Kimin barajı geçip geçemeyeceğine milletin karar vereceğini dile getiren Akdoğan, Meclis'e girmemenin de son olmayacağını ve siyasetin sadece Meclis'te yapılmadığını ifade etti.

Akdoğan, Kürtler'i sadece HDP'nin temsil etmediğini, AK Parti'nin içerisinde de birçok Kürt milletvekili olduğunu belirterek, şöyle konuştu:

"Şu bir tehlikedir. Bir elde silah, bir elde siyaset, bu çok yanlış şeylere kapı açar. Yani bunun bir tanesi aşağıya inerken, diğerinin yukarı çıkması teşvik edilebilir, bir anlam ifade eder. İkisi birden yükselirken yani sen hem silahlanacaksın, bölgede illegalite üzerinden otorite sağlamaya çalışacaksın, hem de barajı aşıp daha yüksek temsil gücüne ulaşayım... hem siyasi otorite hem silahlı otorite olayım. Bu daha mahsurlu bir durumdur.

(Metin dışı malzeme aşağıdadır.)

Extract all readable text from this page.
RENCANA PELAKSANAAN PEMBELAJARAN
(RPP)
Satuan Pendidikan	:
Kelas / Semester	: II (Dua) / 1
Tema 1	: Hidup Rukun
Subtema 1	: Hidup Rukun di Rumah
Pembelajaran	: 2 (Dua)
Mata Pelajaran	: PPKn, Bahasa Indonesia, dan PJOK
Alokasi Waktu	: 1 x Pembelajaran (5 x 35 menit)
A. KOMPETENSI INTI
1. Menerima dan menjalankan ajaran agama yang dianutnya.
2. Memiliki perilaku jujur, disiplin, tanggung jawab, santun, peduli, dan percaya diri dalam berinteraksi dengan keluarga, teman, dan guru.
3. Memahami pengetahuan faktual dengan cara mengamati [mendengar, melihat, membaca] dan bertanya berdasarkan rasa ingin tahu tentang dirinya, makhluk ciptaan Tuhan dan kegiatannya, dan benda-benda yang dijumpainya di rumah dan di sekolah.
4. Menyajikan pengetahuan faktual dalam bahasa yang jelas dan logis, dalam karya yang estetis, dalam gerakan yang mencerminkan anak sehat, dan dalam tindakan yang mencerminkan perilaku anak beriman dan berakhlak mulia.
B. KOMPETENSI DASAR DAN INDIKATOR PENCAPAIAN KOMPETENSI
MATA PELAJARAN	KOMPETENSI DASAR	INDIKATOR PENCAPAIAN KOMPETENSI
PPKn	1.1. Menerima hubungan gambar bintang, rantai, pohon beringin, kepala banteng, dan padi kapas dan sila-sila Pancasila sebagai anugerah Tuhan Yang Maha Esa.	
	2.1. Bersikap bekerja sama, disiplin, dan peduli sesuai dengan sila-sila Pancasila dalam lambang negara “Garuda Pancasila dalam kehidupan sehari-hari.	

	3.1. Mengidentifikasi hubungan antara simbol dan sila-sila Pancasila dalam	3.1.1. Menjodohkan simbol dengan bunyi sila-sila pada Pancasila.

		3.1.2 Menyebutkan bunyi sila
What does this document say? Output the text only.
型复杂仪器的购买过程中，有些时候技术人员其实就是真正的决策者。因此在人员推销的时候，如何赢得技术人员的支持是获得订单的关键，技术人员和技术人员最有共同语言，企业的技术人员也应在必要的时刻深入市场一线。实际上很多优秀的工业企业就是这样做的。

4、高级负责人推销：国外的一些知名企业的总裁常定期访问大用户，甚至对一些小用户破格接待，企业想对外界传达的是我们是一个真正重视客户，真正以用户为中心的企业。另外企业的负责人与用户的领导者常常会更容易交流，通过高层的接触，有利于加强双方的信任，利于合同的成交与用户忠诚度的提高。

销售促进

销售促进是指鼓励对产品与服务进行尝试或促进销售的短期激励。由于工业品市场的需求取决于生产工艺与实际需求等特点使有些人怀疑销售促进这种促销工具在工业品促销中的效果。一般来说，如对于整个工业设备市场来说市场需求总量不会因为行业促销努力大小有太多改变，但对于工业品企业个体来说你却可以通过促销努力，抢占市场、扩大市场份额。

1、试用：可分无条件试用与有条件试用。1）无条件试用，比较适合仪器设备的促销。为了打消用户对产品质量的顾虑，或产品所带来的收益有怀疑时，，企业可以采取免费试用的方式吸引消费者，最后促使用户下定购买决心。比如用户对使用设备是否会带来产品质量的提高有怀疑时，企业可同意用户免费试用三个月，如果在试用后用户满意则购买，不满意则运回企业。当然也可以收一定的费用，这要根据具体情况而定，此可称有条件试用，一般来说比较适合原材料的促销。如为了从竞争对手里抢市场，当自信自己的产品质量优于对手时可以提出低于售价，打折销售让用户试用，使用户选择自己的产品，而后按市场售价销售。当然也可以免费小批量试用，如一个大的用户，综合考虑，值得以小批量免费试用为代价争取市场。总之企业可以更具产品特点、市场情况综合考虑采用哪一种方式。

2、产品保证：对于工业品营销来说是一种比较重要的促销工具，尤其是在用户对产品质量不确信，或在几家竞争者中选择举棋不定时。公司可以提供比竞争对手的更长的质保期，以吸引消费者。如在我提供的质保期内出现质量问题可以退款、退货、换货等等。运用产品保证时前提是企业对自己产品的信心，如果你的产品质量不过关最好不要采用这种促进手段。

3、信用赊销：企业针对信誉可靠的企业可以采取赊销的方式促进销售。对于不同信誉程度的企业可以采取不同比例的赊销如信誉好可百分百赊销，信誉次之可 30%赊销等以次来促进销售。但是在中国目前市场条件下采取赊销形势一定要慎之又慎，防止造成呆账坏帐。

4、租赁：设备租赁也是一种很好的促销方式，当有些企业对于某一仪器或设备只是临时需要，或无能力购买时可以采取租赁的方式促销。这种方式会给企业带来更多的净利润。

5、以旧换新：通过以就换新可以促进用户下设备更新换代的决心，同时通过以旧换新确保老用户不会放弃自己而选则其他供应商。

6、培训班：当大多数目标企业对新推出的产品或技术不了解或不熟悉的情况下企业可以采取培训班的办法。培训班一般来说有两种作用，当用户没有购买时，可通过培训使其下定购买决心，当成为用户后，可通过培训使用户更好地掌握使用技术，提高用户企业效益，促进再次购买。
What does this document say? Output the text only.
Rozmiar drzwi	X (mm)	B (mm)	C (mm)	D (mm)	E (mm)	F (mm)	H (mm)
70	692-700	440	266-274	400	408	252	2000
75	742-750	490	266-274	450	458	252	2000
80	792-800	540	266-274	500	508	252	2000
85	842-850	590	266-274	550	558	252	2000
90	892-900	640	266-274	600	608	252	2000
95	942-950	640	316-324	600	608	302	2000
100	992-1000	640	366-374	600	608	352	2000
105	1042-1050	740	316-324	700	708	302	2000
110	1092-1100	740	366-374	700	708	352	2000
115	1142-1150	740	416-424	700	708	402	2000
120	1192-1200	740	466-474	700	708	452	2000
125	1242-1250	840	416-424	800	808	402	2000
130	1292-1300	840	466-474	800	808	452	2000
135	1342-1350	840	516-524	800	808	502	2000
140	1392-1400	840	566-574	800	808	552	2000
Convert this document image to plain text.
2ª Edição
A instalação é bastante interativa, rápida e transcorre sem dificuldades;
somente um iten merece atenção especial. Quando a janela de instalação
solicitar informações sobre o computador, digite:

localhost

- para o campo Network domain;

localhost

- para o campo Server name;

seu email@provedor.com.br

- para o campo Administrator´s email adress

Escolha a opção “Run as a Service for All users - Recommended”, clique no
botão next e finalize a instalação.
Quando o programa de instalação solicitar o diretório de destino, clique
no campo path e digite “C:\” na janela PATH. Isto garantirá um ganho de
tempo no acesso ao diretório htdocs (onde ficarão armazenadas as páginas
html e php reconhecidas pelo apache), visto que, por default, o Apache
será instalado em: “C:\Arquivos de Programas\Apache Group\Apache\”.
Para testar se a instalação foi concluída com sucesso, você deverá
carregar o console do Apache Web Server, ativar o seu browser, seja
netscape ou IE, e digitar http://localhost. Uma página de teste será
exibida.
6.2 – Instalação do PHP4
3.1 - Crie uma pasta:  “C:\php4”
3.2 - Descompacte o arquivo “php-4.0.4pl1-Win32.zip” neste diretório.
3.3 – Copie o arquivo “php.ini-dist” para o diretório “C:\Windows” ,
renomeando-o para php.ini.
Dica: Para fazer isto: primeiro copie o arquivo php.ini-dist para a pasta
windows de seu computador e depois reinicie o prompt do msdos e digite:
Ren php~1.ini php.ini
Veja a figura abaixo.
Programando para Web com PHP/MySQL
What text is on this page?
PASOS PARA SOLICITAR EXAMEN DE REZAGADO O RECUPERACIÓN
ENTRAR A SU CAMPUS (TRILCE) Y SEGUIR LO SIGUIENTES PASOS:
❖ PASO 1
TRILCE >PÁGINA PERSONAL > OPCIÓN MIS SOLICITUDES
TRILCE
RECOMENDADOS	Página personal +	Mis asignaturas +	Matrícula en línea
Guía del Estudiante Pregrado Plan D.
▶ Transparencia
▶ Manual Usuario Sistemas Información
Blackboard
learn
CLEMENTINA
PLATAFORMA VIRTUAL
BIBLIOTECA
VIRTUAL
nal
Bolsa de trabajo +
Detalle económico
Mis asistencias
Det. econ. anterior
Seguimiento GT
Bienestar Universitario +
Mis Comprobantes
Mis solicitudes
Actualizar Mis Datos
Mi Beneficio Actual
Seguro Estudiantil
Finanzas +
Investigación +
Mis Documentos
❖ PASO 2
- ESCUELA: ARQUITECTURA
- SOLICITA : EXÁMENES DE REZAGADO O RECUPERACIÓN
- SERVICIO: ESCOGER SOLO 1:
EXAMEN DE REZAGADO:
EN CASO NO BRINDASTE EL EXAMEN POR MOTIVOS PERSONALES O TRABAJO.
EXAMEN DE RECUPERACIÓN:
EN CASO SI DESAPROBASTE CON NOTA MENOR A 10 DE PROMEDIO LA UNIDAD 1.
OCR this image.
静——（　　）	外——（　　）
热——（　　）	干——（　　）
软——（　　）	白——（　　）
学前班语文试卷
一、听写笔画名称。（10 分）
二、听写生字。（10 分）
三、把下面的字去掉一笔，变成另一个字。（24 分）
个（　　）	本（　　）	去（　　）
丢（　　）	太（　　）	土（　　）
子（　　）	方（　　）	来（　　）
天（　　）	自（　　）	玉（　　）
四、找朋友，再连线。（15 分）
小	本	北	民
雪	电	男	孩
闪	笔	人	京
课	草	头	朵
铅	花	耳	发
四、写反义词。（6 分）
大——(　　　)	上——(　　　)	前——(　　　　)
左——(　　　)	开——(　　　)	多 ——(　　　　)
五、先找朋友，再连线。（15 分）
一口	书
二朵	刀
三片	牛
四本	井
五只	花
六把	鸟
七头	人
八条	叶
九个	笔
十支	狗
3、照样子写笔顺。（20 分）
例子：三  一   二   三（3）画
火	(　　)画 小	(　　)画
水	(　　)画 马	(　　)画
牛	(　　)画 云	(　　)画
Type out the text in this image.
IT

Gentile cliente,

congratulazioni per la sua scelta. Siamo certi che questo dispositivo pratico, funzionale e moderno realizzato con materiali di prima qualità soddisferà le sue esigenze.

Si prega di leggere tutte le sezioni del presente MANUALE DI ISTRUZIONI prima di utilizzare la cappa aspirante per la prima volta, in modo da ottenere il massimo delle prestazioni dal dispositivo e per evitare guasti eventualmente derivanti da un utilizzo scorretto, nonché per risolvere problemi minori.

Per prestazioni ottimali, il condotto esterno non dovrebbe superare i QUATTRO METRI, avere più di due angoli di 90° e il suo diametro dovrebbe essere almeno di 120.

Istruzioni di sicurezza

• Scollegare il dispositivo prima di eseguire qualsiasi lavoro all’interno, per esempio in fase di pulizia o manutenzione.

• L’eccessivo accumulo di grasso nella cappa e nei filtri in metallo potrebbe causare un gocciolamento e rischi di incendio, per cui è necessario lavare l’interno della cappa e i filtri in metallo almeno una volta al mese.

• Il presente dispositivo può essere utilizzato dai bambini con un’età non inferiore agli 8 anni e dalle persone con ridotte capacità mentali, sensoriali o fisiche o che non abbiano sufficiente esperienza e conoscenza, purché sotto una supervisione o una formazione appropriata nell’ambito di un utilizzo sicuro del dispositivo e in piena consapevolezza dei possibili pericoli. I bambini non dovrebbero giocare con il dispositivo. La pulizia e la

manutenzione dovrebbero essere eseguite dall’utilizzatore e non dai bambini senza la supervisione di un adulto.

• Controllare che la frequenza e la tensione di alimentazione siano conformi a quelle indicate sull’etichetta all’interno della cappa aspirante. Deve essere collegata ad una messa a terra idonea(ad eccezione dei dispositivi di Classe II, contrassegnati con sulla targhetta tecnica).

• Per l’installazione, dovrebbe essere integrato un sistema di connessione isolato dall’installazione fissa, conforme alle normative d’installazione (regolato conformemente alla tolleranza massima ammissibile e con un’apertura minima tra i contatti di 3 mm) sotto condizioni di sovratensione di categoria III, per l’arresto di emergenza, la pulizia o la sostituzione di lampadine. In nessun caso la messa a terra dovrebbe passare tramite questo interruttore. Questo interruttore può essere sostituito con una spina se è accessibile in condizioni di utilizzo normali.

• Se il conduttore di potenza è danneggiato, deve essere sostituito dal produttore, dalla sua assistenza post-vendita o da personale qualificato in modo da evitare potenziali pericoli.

Burada açık net tavır takınılması gerekir. Bir yerde demokrasi varsa, siyaset varsa, silah kabul edilemez. Siz terörü kınayamıyorsanız, aranıza mesafe koyamıyorsanız, hala silahın üzerinden, silahtan medet umarak siyaset yapmaya çalışıyorsanız. Hala onların sözünden çıkamıyorsanız, hala kendi iradeniz yoksa ona bağımlı yaşıyorsanız, o sizi yönlendiriyorsa, tehdit ediyorsa o zaman demokrasi planınızın bir anlamı olmaz. Adam silah bıraktı mı? Yok. Teröre terör diyebiliyor mu? Yok. Orada hala baskı ve şiddet üzerinden siyasi güç toplamaya çalışıyor mu? Çalışıyor. O zaman elinde silah olan adama, 'çiçek çocuk' muamelesi yapamazsın."